Environmental, Social & Governance

Environment
Kelt is committed to ensuring that our operational activities comply with all environmental regulatory standards and requirements. By ensuring due diligence, Kelt takes all reasonable care to minimize and/or eliminate any negative consequence to the environment. Kelt ensures there is a high standard of awareness and commitment to promote environmental stewardship at all levels of the organization, including vendors and suppliers. Kelt’s Environmental Management System (EMS) is a set of processes and practices that enable the organization to minimize its environmental footprint. Our environmental goals are to maintain and enhance the environmental quality of life for future generations.
Air Quality
Kelt’s air emission roadmap is focused on continuous improvement to meet the provincial and federal standards. Kelt’s emissions management framework includes air monitoring, utilizing renewable and alternative energy, creating energy efficiencies and conservation of resources.
Climate Change
Climate change is one of the most important environmental issues of our time. Kelt focuses on technology, operational excellence and taking initiatives to lower our carbon footprint throughout the project lifecycle. We continue to make improvements and are committed to reducing the amount of Nitrous Oxide (N2O), Methane (CH4), and Carbon Dioxide (CO2) emissions produced from development activities and operations in the most efficient, effective and responsible way. Our commitment aims to bring balanced energy benefits to Canada to provide access to global markets by creating less emissions at the following sources:
- Combustion sources, including both stationary devices and mobile equipment;
- process emissions and vented sources;
- indirect sources; and
- fugitive sources.
Kelt supports innovative strategies, clean technology (including alternative energy and renewable energy), green products and utilizing lower emitting solutions to meet industry targets.
Water Management
As a producer, we ensure water conservation is mitigated and managed at all levels of our operations. Kelt assesses water related risks with our ongoing groundwater monitoring and surface water release programs.
Kelt aims to meet all reporting requirements throughout the water life cycle of oil and gas and associated activity. The end result will minimize the impact to the environment through sourcing water, water withdrawals from pre-defined points of diversion, water allocation and utilization during drilling and completions.
Land Conservation
Kelt ensures best practices when contributing to the oil and gas industry’s footprint. This includes creating an optimal path to reduce the size and duration of the footprint. Kelt works with industry by utilizing roads with multiple permit holders, landowner consultation, remediation of watercourse crossings, and construction of multi-well pads (verses single well sites) to maintain biodiversity, and to greatly reduce surface impacts and the effect on the ecosystem. Kelt’s objective is to return sites back to a sustainable landscape that meets all abandonment and reclamation regulatory assessment requirements, which includes stabilization, contouring, maintenance, condition, reconstruction and revegetation.

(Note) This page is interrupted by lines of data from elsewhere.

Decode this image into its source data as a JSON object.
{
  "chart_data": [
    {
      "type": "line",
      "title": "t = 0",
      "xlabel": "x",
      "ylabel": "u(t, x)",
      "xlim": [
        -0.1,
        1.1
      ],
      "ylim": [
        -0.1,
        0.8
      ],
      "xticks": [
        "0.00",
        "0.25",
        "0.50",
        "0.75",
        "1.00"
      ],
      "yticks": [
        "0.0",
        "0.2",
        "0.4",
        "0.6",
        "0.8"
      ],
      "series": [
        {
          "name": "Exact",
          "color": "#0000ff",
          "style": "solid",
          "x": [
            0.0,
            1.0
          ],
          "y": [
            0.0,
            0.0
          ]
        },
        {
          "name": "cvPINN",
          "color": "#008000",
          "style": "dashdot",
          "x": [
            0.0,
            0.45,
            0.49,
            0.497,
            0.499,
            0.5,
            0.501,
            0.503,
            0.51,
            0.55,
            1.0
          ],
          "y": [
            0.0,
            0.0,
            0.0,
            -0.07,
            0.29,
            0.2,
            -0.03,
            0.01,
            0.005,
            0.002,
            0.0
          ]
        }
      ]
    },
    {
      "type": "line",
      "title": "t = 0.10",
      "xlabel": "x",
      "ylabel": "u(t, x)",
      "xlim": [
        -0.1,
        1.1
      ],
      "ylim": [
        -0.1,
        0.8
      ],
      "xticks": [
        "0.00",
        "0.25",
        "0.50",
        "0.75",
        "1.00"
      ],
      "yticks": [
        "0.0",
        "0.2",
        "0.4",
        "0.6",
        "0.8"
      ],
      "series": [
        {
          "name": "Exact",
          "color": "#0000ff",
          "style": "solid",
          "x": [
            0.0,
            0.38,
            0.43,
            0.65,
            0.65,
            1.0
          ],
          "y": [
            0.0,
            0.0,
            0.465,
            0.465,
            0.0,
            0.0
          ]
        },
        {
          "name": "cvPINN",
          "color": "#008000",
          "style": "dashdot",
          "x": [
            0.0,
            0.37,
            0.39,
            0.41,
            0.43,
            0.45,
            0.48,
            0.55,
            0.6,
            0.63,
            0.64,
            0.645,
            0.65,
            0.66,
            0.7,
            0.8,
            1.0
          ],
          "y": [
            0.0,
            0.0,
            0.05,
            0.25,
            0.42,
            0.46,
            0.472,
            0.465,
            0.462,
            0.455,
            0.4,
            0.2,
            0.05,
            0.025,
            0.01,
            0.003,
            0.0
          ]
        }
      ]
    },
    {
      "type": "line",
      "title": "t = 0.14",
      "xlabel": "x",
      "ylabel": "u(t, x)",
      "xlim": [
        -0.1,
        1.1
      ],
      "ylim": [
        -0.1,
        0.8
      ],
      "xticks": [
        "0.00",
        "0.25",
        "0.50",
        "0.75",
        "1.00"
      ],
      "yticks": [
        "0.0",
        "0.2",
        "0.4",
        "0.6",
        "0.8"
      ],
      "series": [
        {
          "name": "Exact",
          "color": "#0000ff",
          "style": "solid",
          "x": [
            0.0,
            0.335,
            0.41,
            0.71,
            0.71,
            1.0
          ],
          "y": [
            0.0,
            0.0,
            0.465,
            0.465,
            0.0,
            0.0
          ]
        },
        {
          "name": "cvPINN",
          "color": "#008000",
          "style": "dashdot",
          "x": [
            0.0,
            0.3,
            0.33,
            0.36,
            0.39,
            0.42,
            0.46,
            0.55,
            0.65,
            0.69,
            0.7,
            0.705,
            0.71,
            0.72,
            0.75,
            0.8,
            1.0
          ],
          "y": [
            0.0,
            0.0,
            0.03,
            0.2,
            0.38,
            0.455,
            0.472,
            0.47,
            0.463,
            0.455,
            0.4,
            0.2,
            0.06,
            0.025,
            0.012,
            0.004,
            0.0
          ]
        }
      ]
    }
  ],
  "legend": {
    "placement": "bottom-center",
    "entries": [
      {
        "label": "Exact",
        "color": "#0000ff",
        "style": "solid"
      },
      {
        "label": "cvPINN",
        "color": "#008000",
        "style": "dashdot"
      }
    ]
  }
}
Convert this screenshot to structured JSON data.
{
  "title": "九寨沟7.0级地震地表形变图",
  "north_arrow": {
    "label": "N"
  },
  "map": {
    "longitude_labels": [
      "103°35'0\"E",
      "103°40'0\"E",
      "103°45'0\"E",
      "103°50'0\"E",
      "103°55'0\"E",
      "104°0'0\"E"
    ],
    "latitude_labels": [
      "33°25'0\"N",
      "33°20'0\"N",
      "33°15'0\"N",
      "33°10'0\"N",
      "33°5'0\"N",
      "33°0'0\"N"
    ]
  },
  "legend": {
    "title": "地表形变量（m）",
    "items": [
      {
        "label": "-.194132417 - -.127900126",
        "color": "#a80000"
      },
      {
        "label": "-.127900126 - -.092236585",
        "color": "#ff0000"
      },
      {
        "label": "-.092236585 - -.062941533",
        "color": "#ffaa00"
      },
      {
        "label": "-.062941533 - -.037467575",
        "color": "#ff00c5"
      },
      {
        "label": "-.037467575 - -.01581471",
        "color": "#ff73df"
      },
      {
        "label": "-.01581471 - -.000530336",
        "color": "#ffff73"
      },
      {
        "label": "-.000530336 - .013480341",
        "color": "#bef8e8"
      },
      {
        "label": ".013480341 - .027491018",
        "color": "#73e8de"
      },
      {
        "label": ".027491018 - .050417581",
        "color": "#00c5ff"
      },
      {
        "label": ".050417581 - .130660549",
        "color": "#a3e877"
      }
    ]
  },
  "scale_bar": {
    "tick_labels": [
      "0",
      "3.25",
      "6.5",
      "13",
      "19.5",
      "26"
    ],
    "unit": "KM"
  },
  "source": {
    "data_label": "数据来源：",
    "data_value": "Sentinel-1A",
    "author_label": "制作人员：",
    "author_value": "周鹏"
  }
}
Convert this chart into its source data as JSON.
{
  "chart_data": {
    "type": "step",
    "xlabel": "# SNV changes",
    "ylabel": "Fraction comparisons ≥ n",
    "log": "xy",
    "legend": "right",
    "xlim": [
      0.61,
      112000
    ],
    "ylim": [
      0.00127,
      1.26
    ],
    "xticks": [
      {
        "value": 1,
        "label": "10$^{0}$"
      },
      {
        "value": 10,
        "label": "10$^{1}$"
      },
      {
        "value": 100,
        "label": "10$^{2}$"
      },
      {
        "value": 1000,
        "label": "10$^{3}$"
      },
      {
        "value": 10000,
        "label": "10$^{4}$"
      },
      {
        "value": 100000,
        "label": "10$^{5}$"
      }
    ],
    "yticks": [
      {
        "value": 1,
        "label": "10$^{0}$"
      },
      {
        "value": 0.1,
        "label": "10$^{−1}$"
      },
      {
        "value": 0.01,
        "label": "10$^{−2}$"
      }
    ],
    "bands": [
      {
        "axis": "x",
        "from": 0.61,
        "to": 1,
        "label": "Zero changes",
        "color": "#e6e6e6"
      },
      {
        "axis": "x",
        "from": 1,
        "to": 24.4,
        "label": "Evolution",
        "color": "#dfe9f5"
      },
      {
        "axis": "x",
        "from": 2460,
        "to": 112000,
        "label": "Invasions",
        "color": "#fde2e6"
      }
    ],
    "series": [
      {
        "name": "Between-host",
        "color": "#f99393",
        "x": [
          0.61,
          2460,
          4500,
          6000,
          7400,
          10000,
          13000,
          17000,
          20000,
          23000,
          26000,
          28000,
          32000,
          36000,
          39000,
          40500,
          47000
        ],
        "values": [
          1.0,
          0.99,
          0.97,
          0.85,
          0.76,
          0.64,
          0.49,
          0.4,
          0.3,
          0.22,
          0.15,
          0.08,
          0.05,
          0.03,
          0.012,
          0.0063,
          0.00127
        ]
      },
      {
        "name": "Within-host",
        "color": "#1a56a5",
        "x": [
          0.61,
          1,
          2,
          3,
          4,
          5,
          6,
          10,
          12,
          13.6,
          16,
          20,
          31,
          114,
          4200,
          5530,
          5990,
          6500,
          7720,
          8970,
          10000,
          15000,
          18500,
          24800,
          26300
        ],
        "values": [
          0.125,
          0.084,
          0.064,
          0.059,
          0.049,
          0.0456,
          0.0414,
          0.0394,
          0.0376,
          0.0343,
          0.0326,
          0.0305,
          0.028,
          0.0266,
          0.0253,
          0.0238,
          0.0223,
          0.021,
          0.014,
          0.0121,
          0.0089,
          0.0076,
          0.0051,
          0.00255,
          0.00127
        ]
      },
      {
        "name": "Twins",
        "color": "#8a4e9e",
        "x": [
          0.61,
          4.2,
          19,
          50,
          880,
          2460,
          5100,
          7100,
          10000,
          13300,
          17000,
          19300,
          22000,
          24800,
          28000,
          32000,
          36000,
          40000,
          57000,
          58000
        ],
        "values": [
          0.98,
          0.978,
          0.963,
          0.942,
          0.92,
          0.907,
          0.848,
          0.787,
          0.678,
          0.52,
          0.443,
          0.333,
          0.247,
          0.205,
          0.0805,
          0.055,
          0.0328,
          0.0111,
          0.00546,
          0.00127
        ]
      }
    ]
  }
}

Liability Management Programs
Decommissioning and restoration of oil and gas sites is regulated in Alberta by the Alberta Energy Regulator (“AER”) and in British Columbia by the BC Oil and Gas Commission (“BCOGC”). Permit holders are required to properly deactivate and abandon wells, facilities and pipelines, and restore disturbances to meet regulatory closure. The purpose of the Liability Management Rating (“LMR”) program is to ensure permit holders carry the financial risk of their operation through to regulatory closure by identifying those whose deemed liabilities exceed deemed assets (a LMR below 1.0) and to require security for the risk inherent in the calculation.
As at March 2, 2019, the AER calculated the industry average LMR in Alberta to be 4.84 and Kelt’s LMR was calculated to be 6.25, above the industry average. As at March 13, 2019, the BCOGC provided a monthly summary report and calculated Kelt (LNG)’s LMR to be 6.15.